Constatações de um domingo

674UMA TARDE INSPIRADA: O time reserva que enfrentou o Porto Alegre na tarde de ontem nem de longe lembrou o mesmo time reserva que perdeu para o Cruzeiro-RS (tanto na escalação como na disciplina tática dos jogadores). É difícil afirmar se o êxito tricolor se deve mais ao fato do adversário ser uma das piores equipes do certame ou se o inconstante elenco tricolor teve novamente uma tarde inspirada. A equipe que venceu o Porto Alegre de Assis mostrou ter boas opções para o decorrer do ano e da Libertadores.

AUMENTA A CONCORRÊNCIA: Escudero estreou de fato. Fez uma belíssima partida, movimentando-se, aparecendo para tabelamentos e marcando gol(aço). Mostrou seu cartão de visitas para a torcida e para o técnico. Assim como Junior Viçosa (seu companheiro de ontem com também boa apresentação) e Carlos Alberto (que parece ter rendido mais quando teve oportunidade no ataque), Escudero entra na briga para uma das vagas do ataque. O tímido Argentino, de fala mansa e futebol agressivo finalmente mostrou as garras. Que seja assim na maioria dos dias que aqui estiver.

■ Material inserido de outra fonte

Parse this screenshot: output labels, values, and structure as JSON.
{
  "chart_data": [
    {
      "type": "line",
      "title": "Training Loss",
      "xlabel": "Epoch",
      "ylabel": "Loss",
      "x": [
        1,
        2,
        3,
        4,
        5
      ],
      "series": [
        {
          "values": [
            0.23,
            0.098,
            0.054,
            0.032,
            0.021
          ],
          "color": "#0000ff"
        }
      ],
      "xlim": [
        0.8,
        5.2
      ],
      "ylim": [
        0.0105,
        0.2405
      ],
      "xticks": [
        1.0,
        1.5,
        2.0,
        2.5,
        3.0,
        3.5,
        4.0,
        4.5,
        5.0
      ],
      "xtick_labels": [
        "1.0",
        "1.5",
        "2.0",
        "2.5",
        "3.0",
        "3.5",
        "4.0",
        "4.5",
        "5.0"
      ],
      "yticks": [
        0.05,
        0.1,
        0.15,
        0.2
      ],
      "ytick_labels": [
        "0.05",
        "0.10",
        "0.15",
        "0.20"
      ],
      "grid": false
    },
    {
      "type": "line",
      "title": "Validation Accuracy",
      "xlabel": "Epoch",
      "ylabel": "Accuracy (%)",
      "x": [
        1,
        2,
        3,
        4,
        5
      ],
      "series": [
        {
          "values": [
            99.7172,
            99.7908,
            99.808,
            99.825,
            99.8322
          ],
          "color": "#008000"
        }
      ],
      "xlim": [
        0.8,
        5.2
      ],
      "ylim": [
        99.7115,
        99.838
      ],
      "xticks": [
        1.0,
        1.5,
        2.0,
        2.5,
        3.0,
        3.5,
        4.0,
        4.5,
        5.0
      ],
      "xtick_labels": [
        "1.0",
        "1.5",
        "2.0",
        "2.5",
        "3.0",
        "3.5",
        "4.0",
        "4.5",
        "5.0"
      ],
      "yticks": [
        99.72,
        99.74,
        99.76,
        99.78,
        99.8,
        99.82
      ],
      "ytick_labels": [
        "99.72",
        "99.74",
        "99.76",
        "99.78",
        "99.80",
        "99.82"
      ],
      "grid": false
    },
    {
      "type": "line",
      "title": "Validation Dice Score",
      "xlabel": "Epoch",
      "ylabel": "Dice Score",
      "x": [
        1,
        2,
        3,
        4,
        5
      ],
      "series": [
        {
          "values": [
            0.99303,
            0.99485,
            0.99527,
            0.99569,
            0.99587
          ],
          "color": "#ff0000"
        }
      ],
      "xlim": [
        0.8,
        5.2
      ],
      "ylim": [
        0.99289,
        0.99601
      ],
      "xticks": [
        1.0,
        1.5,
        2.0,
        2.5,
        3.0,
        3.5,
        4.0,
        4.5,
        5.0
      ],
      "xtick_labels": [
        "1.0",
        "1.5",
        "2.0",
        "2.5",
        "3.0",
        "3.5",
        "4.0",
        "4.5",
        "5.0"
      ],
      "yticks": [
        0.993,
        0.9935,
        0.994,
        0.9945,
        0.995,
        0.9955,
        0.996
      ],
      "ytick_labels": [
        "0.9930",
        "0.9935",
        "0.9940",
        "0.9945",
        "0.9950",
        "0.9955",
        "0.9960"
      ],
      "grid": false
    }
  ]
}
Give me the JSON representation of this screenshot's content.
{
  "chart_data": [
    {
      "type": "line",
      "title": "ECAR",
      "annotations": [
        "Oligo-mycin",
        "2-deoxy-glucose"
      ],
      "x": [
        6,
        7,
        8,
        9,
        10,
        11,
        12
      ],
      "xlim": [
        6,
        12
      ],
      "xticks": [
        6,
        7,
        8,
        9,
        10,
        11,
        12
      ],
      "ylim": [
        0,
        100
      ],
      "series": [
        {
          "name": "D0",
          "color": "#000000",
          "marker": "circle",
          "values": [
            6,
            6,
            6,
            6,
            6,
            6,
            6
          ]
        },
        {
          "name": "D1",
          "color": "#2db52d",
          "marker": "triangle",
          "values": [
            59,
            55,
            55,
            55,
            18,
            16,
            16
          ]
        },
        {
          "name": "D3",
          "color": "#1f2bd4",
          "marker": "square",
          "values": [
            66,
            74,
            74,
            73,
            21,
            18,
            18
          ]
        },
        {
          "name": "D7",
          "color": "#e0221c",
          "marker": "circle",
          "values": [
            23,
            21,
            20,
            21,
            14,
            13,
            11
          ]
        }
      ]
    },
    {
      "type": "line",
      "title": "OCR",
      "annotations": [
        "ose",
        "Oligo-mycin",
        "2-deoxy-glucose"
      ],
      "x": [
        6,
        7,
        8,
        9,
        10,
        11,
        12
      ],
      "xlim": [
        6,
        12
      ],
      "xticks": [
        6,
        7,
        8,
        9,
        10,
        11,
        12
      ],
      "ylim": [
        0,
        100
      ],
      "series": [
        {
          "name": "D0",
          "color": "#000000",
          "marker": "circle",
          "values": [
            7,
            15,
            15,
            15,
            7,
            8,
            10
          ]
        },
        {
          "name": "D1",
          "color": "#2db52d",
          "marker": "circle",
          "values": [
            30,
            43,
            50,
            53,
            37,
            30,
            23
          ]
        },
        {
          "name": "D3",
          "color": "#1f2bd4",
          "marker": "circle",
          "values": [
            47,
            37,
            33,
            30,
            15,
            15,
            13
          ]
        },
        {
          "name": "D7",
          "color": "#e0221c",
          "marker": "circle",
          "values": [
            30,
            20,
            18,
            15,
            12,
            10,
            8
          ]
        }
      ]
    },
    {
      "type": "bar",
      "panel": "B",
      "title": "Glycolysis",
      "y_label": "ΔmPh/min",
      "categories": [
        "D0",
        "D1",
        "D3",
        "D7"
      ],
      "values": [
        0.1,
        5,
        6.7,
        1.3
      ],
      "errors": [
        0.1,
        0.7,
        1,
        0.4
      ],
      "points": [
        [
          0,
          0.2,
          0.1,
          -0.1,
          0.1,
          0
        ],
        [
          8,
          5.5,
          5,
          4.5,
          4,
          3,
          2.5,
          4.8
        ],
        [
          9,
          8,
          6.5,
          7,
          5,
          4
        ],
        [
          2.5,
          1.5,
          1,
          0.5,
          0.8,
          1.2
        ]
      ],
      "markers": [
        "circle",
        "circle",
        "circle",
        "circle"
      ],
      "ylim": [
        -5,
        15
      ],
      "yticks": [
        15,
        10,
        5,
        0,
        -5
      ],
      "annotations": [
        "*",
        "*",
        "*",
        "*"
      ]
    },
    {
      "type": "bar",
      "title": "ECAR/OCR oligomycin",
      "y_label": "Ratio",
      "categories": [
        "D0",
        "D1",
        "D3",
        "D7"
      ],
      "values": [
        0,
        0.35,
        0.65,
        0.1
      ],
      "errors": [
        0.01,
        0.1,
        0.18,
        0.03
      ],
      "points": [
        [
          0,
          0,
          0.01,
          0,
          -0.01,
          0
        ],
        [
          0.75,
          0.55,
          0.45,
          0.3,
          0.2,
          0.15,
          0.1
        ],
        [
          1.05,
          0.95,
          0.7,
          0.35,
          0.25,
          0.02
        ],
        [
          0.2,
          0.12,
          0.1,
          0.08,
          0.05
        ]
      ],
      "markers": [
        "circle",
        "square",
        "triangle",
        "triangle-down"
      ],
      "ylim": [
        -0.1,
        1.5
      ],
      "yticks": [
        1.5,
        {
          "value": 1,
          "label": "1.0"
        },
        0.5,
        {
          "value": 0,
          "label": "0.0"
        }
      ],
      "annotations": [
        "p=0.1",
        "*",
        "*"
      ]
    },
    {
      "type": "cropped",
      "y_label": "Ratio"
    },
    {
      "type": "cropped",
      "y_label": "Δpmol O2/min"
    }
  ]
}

A CULPA É DE QUEM? Renato Portaluppi joga palavras ao vento, afirmando que “querem tumultuar o vestiário do Grêmio”. Caríssimo treinador, ÍDOLO: A única pessoa que tumultuou o vestiário foi o Senhor após ser inconsequente e leviano,informando a um jornalista que poderia assumir o Fluminense. Admitiu que errou, mas insiste em achar pêlo em ovo. A poeira parece ter baixado, mas a crista não. Quanto mais($$) para Renato balançar de novo e esquecer deste “amor” pelo Grêmio?

PULSO FIRME: Finalmente, Sr. Paulo Odone. Perdeu a novela Ronaldinho, viu seu melhor atleta voar para a Europa por que não se dedicou na negociação e não demonstrava ação ao ver o time apresentar um futebol medíocre, jogo após jogo. Resolveu agir: Colocou Renato na parede após o tumulto, desceu ao vestiário e nitidamente exigiu que garotos da base tivessem mais oportunidades (o que ficou nítido nos ingressos de Fernando, Mithyuê e Pessali na partida de ontem). Sem falar no bastidor, colcoando o Grêmio com força na briga pelo estádio da Copa, A era da “bundamolice” (termologia usada pelos “Odonistas” na gestão de Kroeff) parece estar com os dias contados (ironia do destino, não?). Paulo Odone mostrou pulso. Resta saber se é apenas faxada ou não.